Astronomers from NASA are discovering unusual behavior in one particular star, called Nasty 1, which has been formed several decades ago. The star is rapidly aging and may represent a brief transitory stage in the evolution of giant stars.
What was previously thought to be a typical Wolf-Rayet star, a celestial body defined by a massive size that evolves quickly and it’s much wider than the sun, is now turning into a living wonder. Normally, this particular kind of star is known to lose its hydrogen filled outer layers, exposing its extremely hot and incredibly bright helium-burning core.
Nasty 1 is far from being that typical Wolf-Rayet star. If it were, it should have had twin lobes of gas flowing from its opposite sides, similar to those emanating from the Eta Carinae massive star. Instead, Nasty 1 is differently shaped and has pretty much different behavior. Its shape looks more like a pancake, with disks of gas encircling it. Those gas disks are nearly 2 trillion miles wide and are thought to have formed from an unseen companion star that snacked on the outer envelope of the new-born Wolf-Rayet.
Astronomers are excited to see the uncommon structure of Nasty1, as it may reveal considerable evidence for a Wolf-Rayet star forming from binary interaction. It seems that our galaxy offered too few examples of this process in action, as this phase is very short lived, lasting only a hundred thousand years, “while the timescale over which a resulting disk is visible could be only ten thousand years or less”, Jon Mauerhan of UC Berkley, lead author on the new Nasty 1 paper declared.

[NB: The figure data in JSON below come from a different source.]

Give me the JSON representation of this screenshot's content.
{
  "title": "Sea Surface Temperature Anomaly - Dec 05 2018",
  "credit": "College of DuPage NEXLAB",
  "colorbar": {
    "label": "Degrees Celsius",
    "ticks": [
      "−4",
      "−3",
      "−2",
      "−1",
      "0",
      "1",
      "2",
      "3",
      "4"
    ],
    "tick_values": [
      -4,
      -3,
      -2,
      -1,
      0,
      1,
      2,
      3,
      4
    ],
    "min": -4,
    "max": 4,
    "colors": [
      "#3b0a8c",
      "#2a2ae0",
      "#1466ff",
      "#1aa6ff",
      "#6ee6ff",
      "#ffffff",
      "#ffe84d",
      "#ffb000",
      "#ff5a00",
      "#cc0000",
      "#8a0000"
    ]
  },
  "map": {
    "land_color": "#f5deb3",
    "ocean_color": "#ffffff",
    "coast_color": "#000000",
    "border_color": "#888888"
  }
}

Researchers outline a hypothetical scenario in their paper, describing what is going on. Nasty 1 appears to have been swelling up as it has evolved, while its outer hydrogen layer has become looser and more vulnerable to a behavior known as gravitational stripping. This means that a nearby companion star has started to cannibalize the envelope, growing like a parasite while devouring Nasty and helping the larger star complete its transformation into Wolf-Rayet.
Seemingly, there is a Wolf-Rayet star buried inside the nebula and this very nebula is created by this huge mass-transfer process.
There is however an alternative theory on how a typical Wolf-Rayet star is formed. That is when a massive star ejects its own hydrogen envelope in a strong stellar wind, streaming with particles. The binary interaction model is now happening as astronomers have reached the conclusion that at least 70% of massive stars are members of double star systems.
Nasty 1 is something worth looking at, the more so it appears to be so surprising. Its evolutionary path is yet uncertain, with hypothesis claiming that it could evolve into another Eta-Carinae type system. We will surely keep our eyes wide open to see what future holds for this nasty celestial body.